Any suggestions what I should do? Thanks so much for your help.

[lima1]

Can you try with --min-fraction-offtarget 1? Your off target information is noisy and makes it worse. The error happens in PSCBS, seen it before but can’t remember causes. Probably excessive noise.

What is the range of log ratio standard deviations you are getting? FFPE? Old samples?

[bosmont]

Thanks a lot for your help. Below is the distribution of the standard deviations of gene.mean across samples: Min. 1st Qu. Median Mean 3rd Qu. Max. 0.1147 0.2279 0.2939 0.3021 0.3798 0.5470

Does it look bad?

I tried to add the option "--min-fraction-offtarget 1" in PureCN.R command, and it works! But do I need to re-run the all the samples with this option in order to make the results consistent across samples?

Thanks.

[lima1]

I meant the standard deviations reported in the log file, gene.mean might be a bit better than that?
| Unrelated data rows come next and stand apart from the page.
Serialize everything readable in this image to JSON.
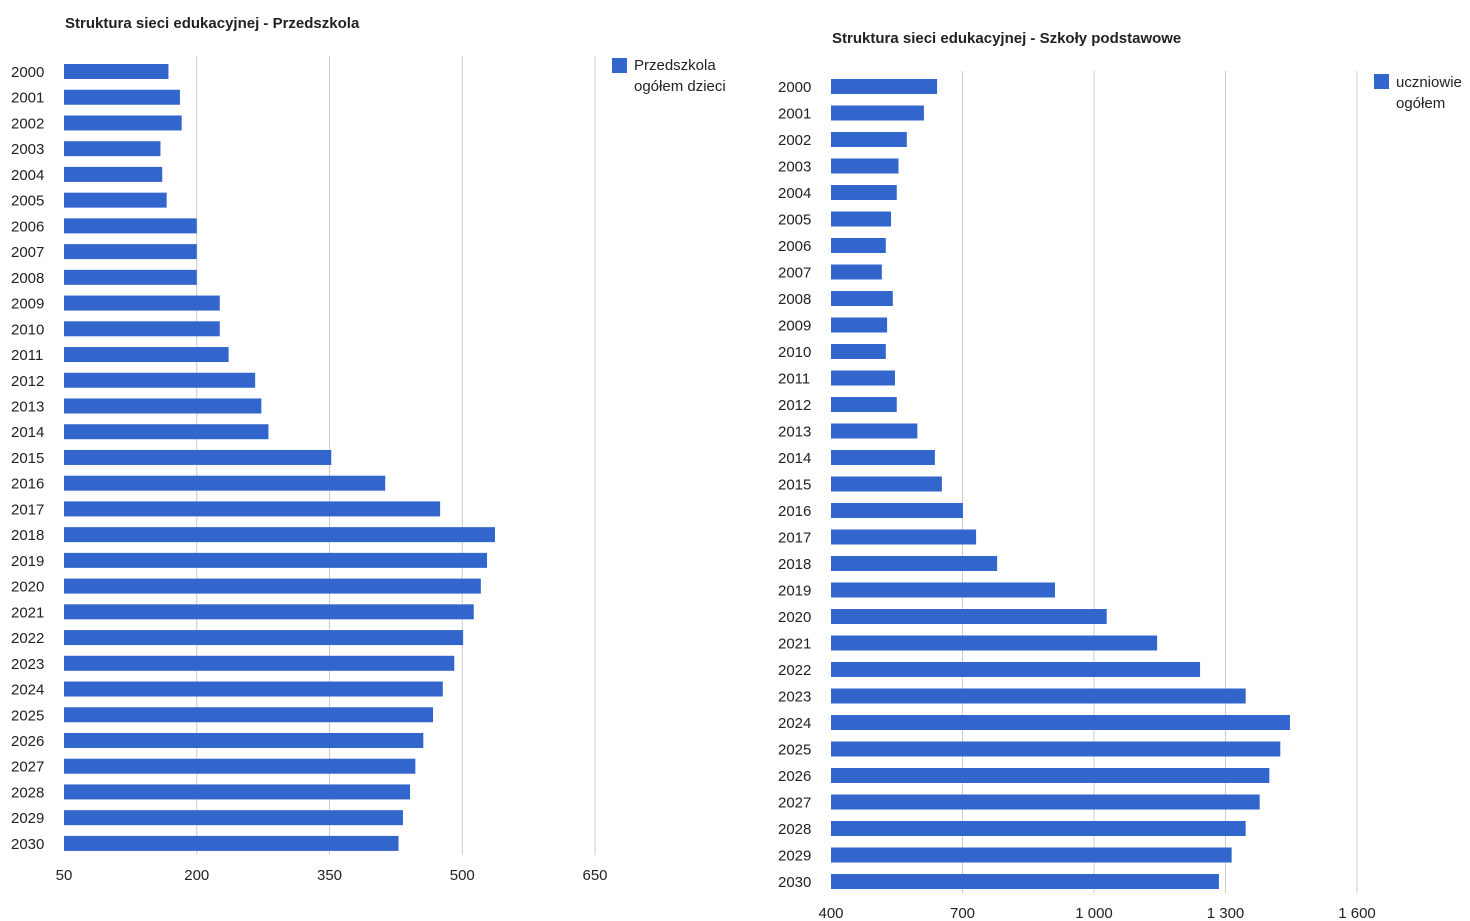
{
  "chart_data": [
    {
      "type": "bar",
      "orientation": "horizontal",
      "title": "Struktura sieci edukacyjnej - Przedszkola",
      "categories": [
        "2000",
        "2001",
        "2002",
        "2003",
        "2004",
        "2005",
        "2006",
        "2007",
        "2008",
        "2009",
        "2010",
        "2011",
        "2012",
        "2013",
        "2014",
        "2015",
        "2016",
        "2017",
        "2018",
        "2019",
        "2020",
        "2021",
        "2022",
        "2023",
        "2024",
        "2025",
        "2026",
        "2027",
        "2028",
        "2029",
        "2030"
      ],
      "series": [
        {
          "name": "Przedszkola ogółem dzieci",
          "legend_lines": [
            "Przedszkola",
            "ogółem dzieci"
          ],
          "color": "#3366cc",
          "values": [
            168,
            181,
            183,
            159,
            161,
            166,
            200,
            200,
            200,
            226,
            226,
            236,
            266,
            273,
            281,
            352,
            413,
            475,
            537,
            528,
            521,
            513,
            501,
            491,
            478,
            467,
            456,
            447,
            441,
            433,
            428
          ]
        }
      ],
      "xlim": [
        50,
        650
      ],
      "xticks": [
        50,
        200,
        350,
        500,
        650
      ],
      "xtick_labels": [
        "50",
        "200",
        "350",
        "500",
        "650"
      ],
      "grid": true,
      "legend_position": "top-right"
    },
    {
      "type": "bar",
      "orientation": "horizontal",
      "title": "Struktura sieci edukacyjnej - Szkoły podstawowe",
      "categories": [
        "2000",
        "2001",
        "2002",
        "2003",
        "2004",
        "2005",
        "2006",
        "2007",
        "2008",
        "2009",
        "2010",
        "2011",
        "2012",
        "2013",
        "2014",
        "2015",
        "2016",
        "2017",
        "2018",
        "2019",
        "2020",
        "2021",
        "2022",
        "2023",
        "2024",
        "2025",
        "2026",
        "2027",
        "2028",
        "2029",
        "2030"
      ],
      "series": [
        {
          "name": "uczniowie ogółem",
          "legend_lines": [
            "uczniowie",
            "ogółem"
          ],
          "color": "#3366cc",
          "values": [
            642,
            612,
            573,
            554,
            550,
            537,
            525,
            516,
            541,
            528,
            525,
            546,
            550,
            597,
            637,
            653,
            701,
            731,
            779,
            911,
            1029,
            1144,
            1242,
            1346,
            1447,
            1425,
            1400,
            1378,
            1346,
            1314,
            1285
          ]
        }
      ],
      "xlim": [
        400,
        1600
      ],
      "xticks": [
        400,
        700,
        1000,
        1300,
        1600
      ],
      "xtick_labels": [
        "400",
        "700",
        "1 000",
        "1 300",
        "1 600"
      ],
      "grid": true,
      "legend_position": "top-right"
    }
  ]
}
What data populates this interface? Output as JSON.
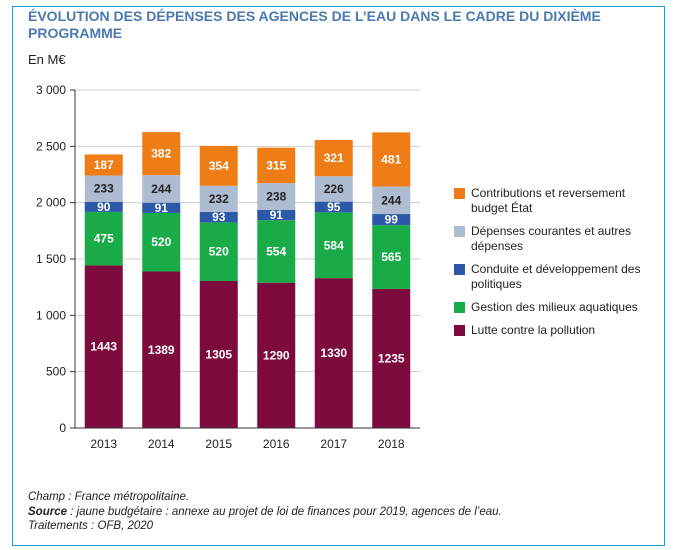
{
  "title": "ÉVOLUTION DES DÉPENSES DES AGENCES DE L’EAU DANS LE CADRE DU DIXIÈME PROGRAMME",
  "unit_label": "En M€",
  "chart_data": {
    "type": "bar",
    "stacked": true,
    "title": "ÉVOLUTION DES DÉPENSES DES AGENCES DE L’EAU DANS LE CADRE DU DIXIÈME PROGRAMME",
    "ylabel": "En M€",
    "xlabel": "",
    "ylim": [
      0,
      3000
    ],
    "yticks": [
      0,
      500,
      1000,
      1500,
      2000,
      2500,
      3000
    ],
    "ytick_labels": [
      "0",
      "500",
      "1 000",
      "1 500",
      "2 000",
      "2 500",
      "3 000"
    ],
    "grid": "horizontal",
    "legend_position": "right",
    "categories": [
      "2013",
      "2014",
      "2015",
      "2016",
      "2017",
      "2018"
    ],
    "series": [
      {
        "name": "Lutte contre la pollution",
        "color": "#7d0a3c",
        "label_color": "#ffffff",
        "values": [
          1443,
          1389,
          1305,
          1290,
          1330,
          1235
        ]
      },
      {
        "name": "Gestion des milieux aquatiques",
        "color": "#19ab48",
        "label_color": "#ffffff",
        "values": [
          475,
          520,
          520,
          554,
          584,
          565
        ]
      },
      {
        "name": "Conduite et développement des politiques",
        "color": "#2d57a7",
        "label_color": "#ffffff",
        "values": [
          90,
          91,
          93,
          91,
          95,
          99
        ]
      },
      {
        "name": "Dépenses courantes et autres dépenses",
        "color": "#aebcd2",
        "label_color": "#222222",
        "values": [
          233,
          244,
          232,
          238,
          226,
          244
        ]
      },
      {
        "name": "Contributions et reversement budget État",
        "color": "#ef7d16",
        "label_color": "#ffffff",
        "values": [
          187,
          382,
          354,
          315,
          321,
          481
        ]
      }
    ]
  },
  "legend": [
    {
      "label": "Contributions et reversement budget État",
      "color": "#ef7d16"
    },
    {
      "label": "Dépenses courantes et autres dépenses",
      "color": "#aebcd2"
    },
    {
      "label": "Conduite et développement des politiques",
      "color": "#2d57a7"
    },
    {
      "label": "Gestion des milieux aquatiques",
      "color": "#19ab48"
    },
    {
      "label": "Lutte contre la pollution",
      "color": "#7d0a3c"
    }
  ],
  "footer": {
    "champ": "Champ : France métropolitaine.",
    "source_label": "Source",
    "source_text": " : jaune budgétaire : annexe au projet de loi de finances pour 2019, agences de l’eau.",
    "traitements": "Traitements : OFB, 2020"
  }
}
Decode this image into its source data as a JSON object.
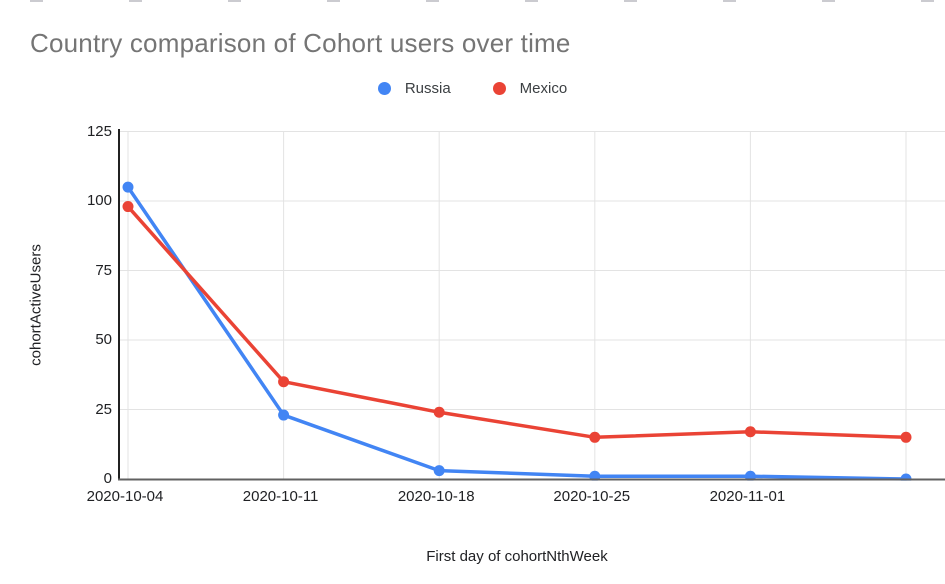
{
  "chart_data": {
    "type": "line",
    "title": "Country comparison of Cohort users over time",
    "xlabel": "First day of cohortNthWeek",
    "ylabel": "cohortActiveUsers",
    "x_tick_labels": [
      "2020-10-04",
      "2020-10-11",
      "2020-10-18",
      "2020-10-25",
      "2020-11-01"
    ],
    "num_points": 6,
    "note": "sixth weekly point is plotted at the right edge without a visible tick label",
    "series": [
      {
        "name": "Russia",
        "color": "#4285F4",
        "values": [
          105,
          23,
          3,
          1,
          1,
          0
        ]
      },
      {
        "name": "Mexico",
        "color": "#EA4335",
        "values": [
          98,
          35,
          24,
          15,
          17,
          15
        ]
      }
    ],
    "y_ticks": [
      0,
      25,
      50,
      75,
      100,
      125
    ],
    "ylim": [
      0,
      125
    ],
    "grid": true,
    "legend_position": "top-center",
    "colors": {
      "title_text": "#757575",
      "axis_text": "#202124",
      "legend_text": "#3c4043",
      "gridline": "#e3e3e3",
      "left_axis": "#212121",
      "bottom_axis": "#616161"
    }
  }
}
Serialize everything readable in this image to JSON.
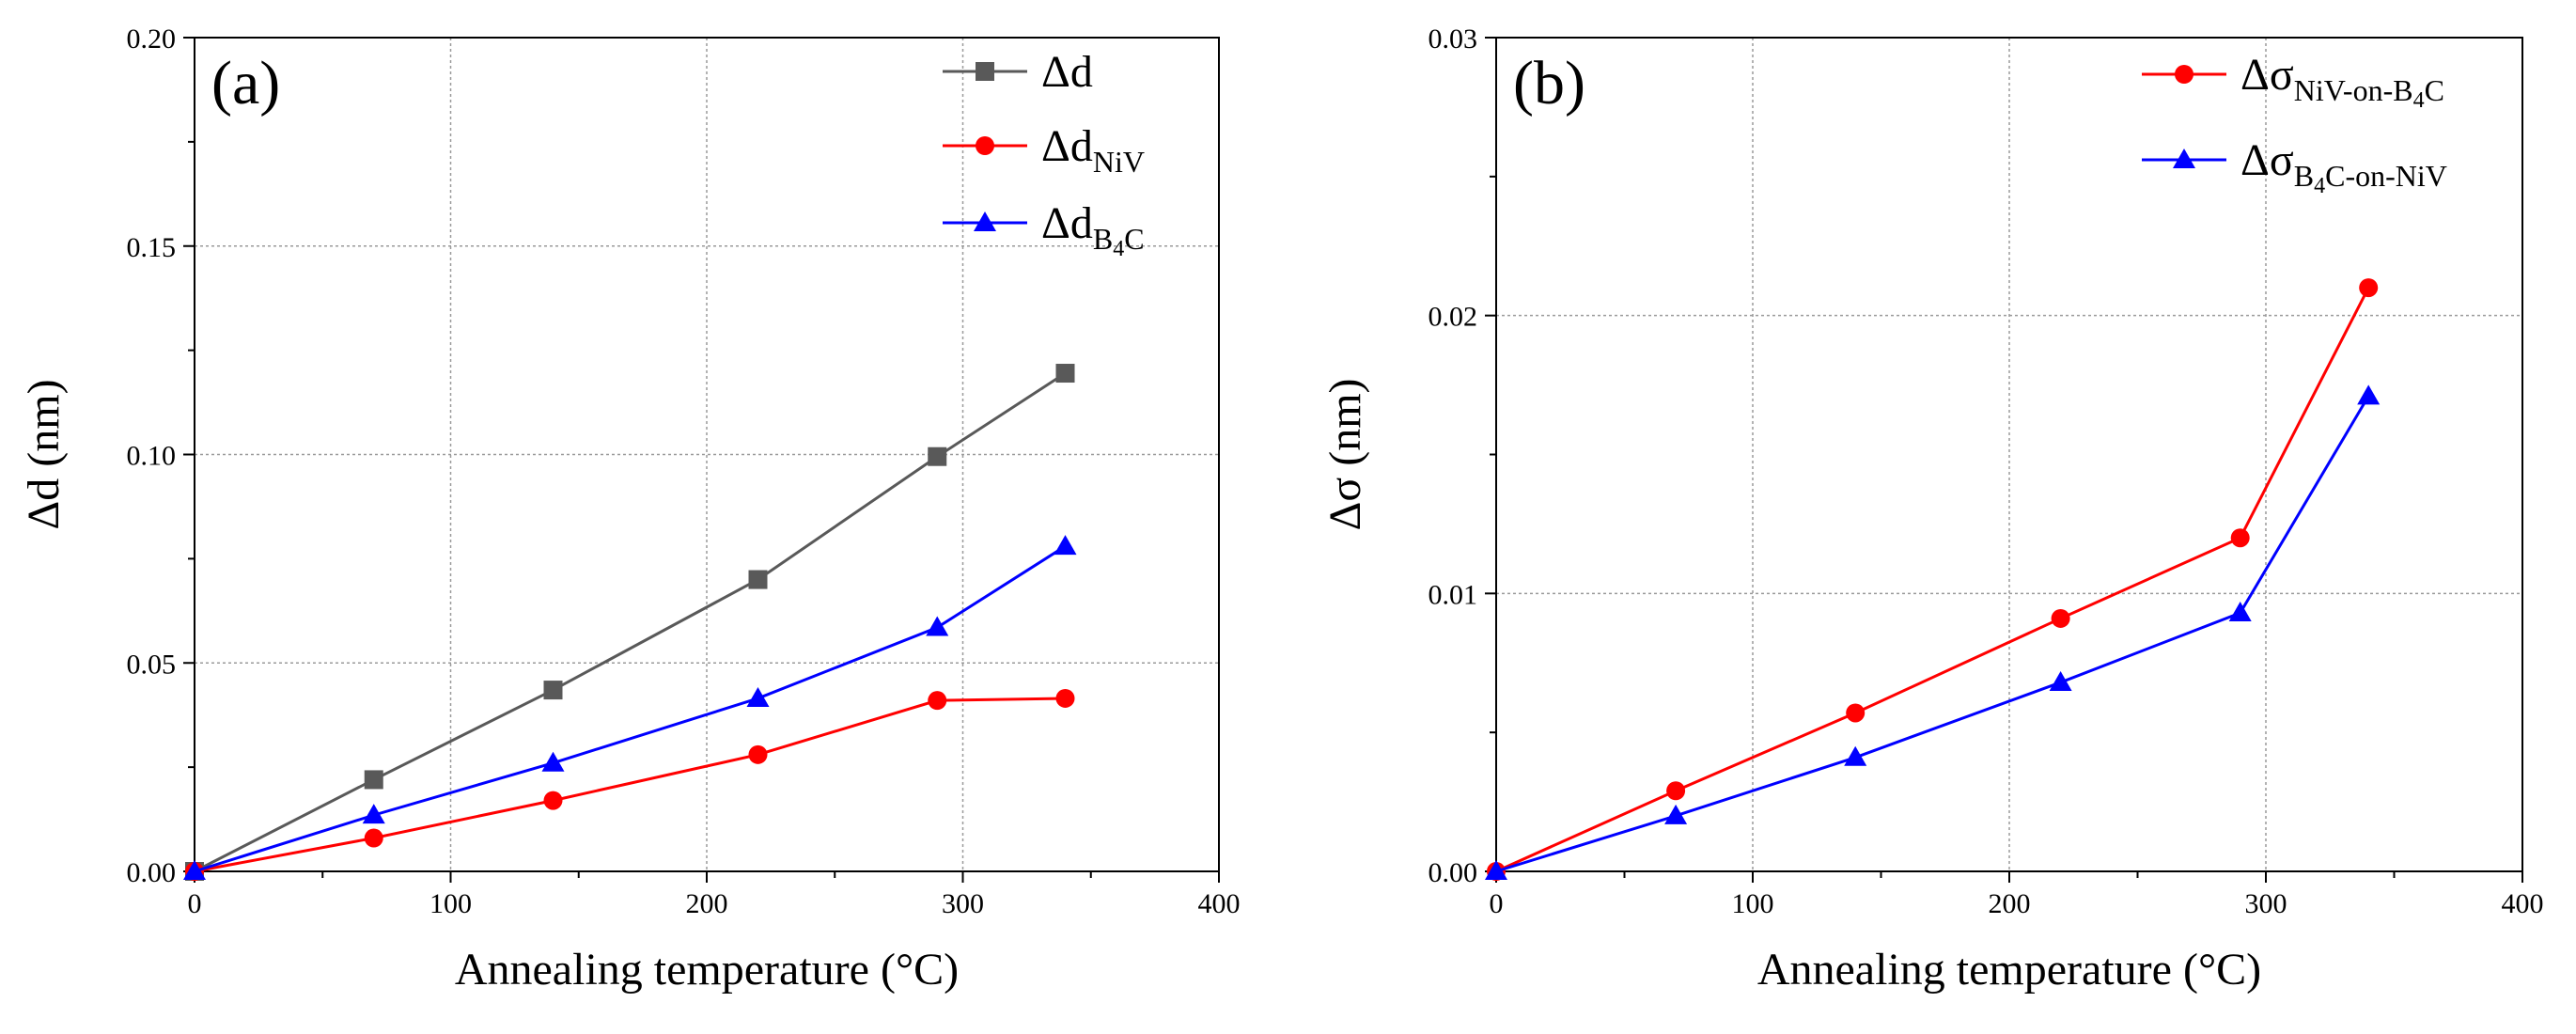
{
  "chart_data": [
    {
      "type": "line",
      "panel_label": "(a)",
      "xlabel": "Annealing temperature (°C)",
      "ylabel": "Δd (nm)",
      "xlim": [
        0,
        400
      ],
      "ylim": [
        0,
        0.2
      ],
      "xticks": [
        "0",
        "100",
        "200",
        "300",
        "400"
      ],
      "yticks": [
        "0.00",
        "0.05",
        "0.10",
        "0.15",
        "0.20"
      ],
      "grid": true,
      "legend_position": "top-right",
      "x": [
        0,
        70,
        140,
        220,
        290,
        340
      ],
      "series": [
        {
          "name": "Δd",
          "color": "#595959",
          "marker": "square",
          "values": [
            0,
            0.022,
            0.0435,
            0.07,
            0.0995,
            0.1195
          ]
        },
        {
          "name": "ΔdNiV",
          "color": "#ff0000",
          "marker": "circle",
          "values": [
            0,
            0.008,
            0.017,
            0.028,
            0.041,
            0.0415
          ]
        },
        {
          "name": "ΔdB4C",
          "color": "#0000ff",
          "marker": "triangle",
          "values": [
            0,
            0.0135,
            0.026,
            0.0415,
            0.0585,
            0.078
          ]
        }
      ]
    },
    {
      "type": "line",
      "panel_label": "(b)",
      "xlabel": "Annealing temperature (°C)",
      "ylabel": "Δσ (nm)",
      "xlim": [
        0,
        400
      ],
      "ylim": [
        0,
        0.03
      ],
      "xticks": [
        "0",
        "100",
        "200",
        "300",
        "400"
      ],
      "yticks": [
        "0.00",
        "0.01",
        "0.02",
        "0.03"
      ],
      "grid": true,
      "legend_position": "top-right",
      "x": [
        0,
        70,
        140,
        220,
        290,
        340
      ],
      "series": [
        {
          "name": "ΔσNiV-on-B4C",
          "color": "#ff0000",
          "marker": "circle",
          "values": [
            0,
            0.0029,
            0.0057,
            0.0091,
            0.012,
            0.021
          ]
        },
        {
          "name": "ΔσB4C-on-NiV",
          "color": "#0000ff",
          "marker": "triangle",
          "values": [
            0,
            0.002,
            0.0041,
            0.0068,
            0.0093,
            0.0171
          ]
        }
      ]
    }
  ],
  "legend_rich": [
    [
      {
        "base": "Δd",
        "sub": "",
        "subsub": "",
        "rest": ""
      },
      {
        "base": "Δd",
        "sub": "NiV",
        "subsub": "",
        "rest": ""
      },
      {
        "base": "Δd",
        "sub": "B",
        "subsub": "4",
        "rest": "C"
      }
    ],
    [
      {
        "base": "Δσ",
        "sub": "NiV-on-B",
        "subsub": "4",
        "rest": "C"
      },
      {
        "base": "Δσ",
        "sub": "B",
        "subsub": "4",
        "rest": "C-on-NiV"
      }
    ]
  ]
}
INFO [2022-08-04 15:00:21] Mean standard deviation of log-ratios: 0.25 (MAPD: 0.19)

A mean log-ratio SD of 0.3 would be ok for WES FFPE. For higher quality WES (>300X and fresh frozen), it should be 0.2 or lower. Depends also on the number of normal samples and batches.

Yes, I would toss the off-target reads. Either re-run IntervalFIle.R without --offtarget, or specify that argument to ignore them from the coverage files.